Hacker News new | ask | show | jobs
by siilats 747 days ago
It’s the easiest thing for intelligence agencies to scan all your messages. They just need to submit a few million fake “content id” hashes and automatically your phone will share the images that match. Nobody can tell if content id has is of a photo of a document or a photo of a person it’s just a 256byte hash. This is so easily abused. I bet the way it’s implemented it doesn’t have enough resolution to read text so one evil content id hash will match any photo of any document or screenshot you have taken. So essentially your WhatsApp client will send every screenshot of a text document to nsa.
1 comments

A few million fake "content id" hashes still gives them a 1/100000000000000000000000000000000000000000000000000000000000000000000000000000 chance that any one of those hashes will match. 256 bits are a lot, besides, what are they going to do? Sift through random vacation photos that happened to match this "ten jackpots in a row" chance?
I think OP is saying that the algorithm is designed in such a way it can match “visually similar” photos/content. The idea is you can’t just rescale, crop or otherwise slightly change a photo as you could if this was just a regular SHA hash of the file.

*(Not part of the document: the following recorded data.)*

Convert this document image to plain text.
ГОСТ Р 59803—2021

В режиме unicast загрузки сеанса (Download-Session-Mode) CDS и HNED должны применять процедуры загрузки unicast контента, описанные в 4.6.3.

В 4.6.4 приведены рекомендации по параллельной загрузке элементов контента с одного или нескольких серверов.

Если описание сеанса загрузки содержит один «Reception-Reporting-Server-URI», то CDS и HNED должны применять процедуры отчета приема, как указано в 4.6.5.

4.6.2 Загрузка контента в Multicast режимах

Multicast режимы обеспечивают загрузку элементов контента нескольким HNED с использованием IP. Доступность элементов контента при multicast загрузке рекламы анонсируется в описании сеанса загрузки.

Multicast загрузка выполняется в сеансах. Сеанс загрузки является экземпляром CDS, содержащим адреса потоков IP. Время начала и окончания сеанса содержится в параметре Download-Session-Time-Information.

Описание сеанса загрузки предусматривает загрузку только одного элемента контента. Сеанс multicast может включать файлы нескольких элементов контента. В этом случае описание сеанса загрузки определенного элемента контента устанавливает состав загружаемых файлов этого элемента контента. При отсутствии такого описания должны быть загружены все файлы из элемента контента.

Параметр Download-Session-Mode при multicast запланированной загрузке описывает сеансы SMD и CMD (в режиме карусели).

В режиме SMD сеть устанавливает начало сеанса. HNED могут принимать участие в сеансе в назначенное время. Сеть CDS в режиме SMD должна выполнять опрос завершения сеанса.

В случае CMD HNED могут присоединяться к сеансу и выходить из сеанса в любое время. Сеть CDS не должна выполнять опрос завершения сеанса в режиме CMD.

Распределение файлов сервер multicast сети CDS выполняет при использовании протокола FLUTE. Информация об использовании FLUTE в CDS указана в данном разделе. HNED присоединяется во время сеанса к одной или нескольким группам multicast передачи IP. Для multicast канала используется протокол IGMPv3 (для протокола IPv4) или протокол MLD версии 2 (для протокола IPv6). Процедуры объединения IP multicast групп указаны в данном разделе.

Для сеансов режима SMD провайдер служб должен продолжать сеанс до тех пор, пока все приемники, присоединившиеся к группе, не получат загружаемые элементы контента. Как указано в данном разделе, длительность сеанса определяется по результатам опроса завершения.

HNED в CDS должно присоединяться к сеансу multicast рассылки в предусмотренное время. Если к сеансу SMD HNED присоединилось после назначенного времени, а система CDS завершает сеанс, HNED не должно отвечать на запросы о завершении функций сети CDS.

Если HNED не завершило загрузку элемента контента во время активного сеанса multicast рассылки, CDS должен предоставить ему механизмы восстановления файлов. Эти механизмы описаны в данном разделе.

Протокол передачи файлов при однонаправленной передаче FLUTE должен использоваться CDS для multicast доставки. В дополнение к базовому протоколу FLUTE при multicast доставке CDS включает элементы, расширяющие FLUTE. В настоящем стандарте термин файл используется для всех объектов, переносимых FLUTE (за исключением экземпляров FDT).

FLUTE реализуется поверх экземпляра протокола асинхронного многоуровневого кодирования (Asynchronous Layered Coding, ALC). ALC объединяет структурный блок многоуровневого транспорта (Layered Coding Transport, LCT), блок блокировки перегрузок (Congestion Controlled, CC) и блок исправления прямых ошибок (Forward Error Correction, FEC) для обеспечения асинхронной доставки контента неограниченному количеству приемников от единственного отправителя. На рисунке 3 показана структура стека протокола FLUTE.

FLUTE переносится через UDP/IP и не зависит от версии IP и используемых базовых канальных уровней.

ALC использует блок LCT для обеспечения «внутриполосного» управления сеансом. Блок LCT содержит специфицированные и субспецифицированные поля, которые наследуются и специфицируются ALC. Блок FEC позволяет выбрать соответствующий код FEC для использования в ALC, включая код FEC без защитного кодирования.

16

Now they are saying that it might be possible to create an “evil hash” of a document that could match a large percentage of documents, because the hash algorithm obviously doesn’t have enough bits to actually represent the content. So if you have a hash of “white document with some black text” (for example, if looking for image scans of documents) and add this to the db of “watched” hashes, you could in theory hoover up documents.

A quick search didn’t lead me to any proof of concepts about this idea but on the surface (I don’t have any knowledge of the hashing algorithm used in these content filters) it seems like a plausible idea, depending on a lot of factors.

I'm not sure that this would work, mainly because it would mean that all the documents would have the same hash, rendering the content ID system useless. I don't know how many bits a content I'd contains, though, but I imagine it's enough to avoid having too many collisions (as that would reduce the usefulness of the system).
Right. That is the OPs point, however (as far as I can tell). They think it will be intentionally abused by governments as a way of collecting data by mandating certain hashes that will intentionally have many collisions.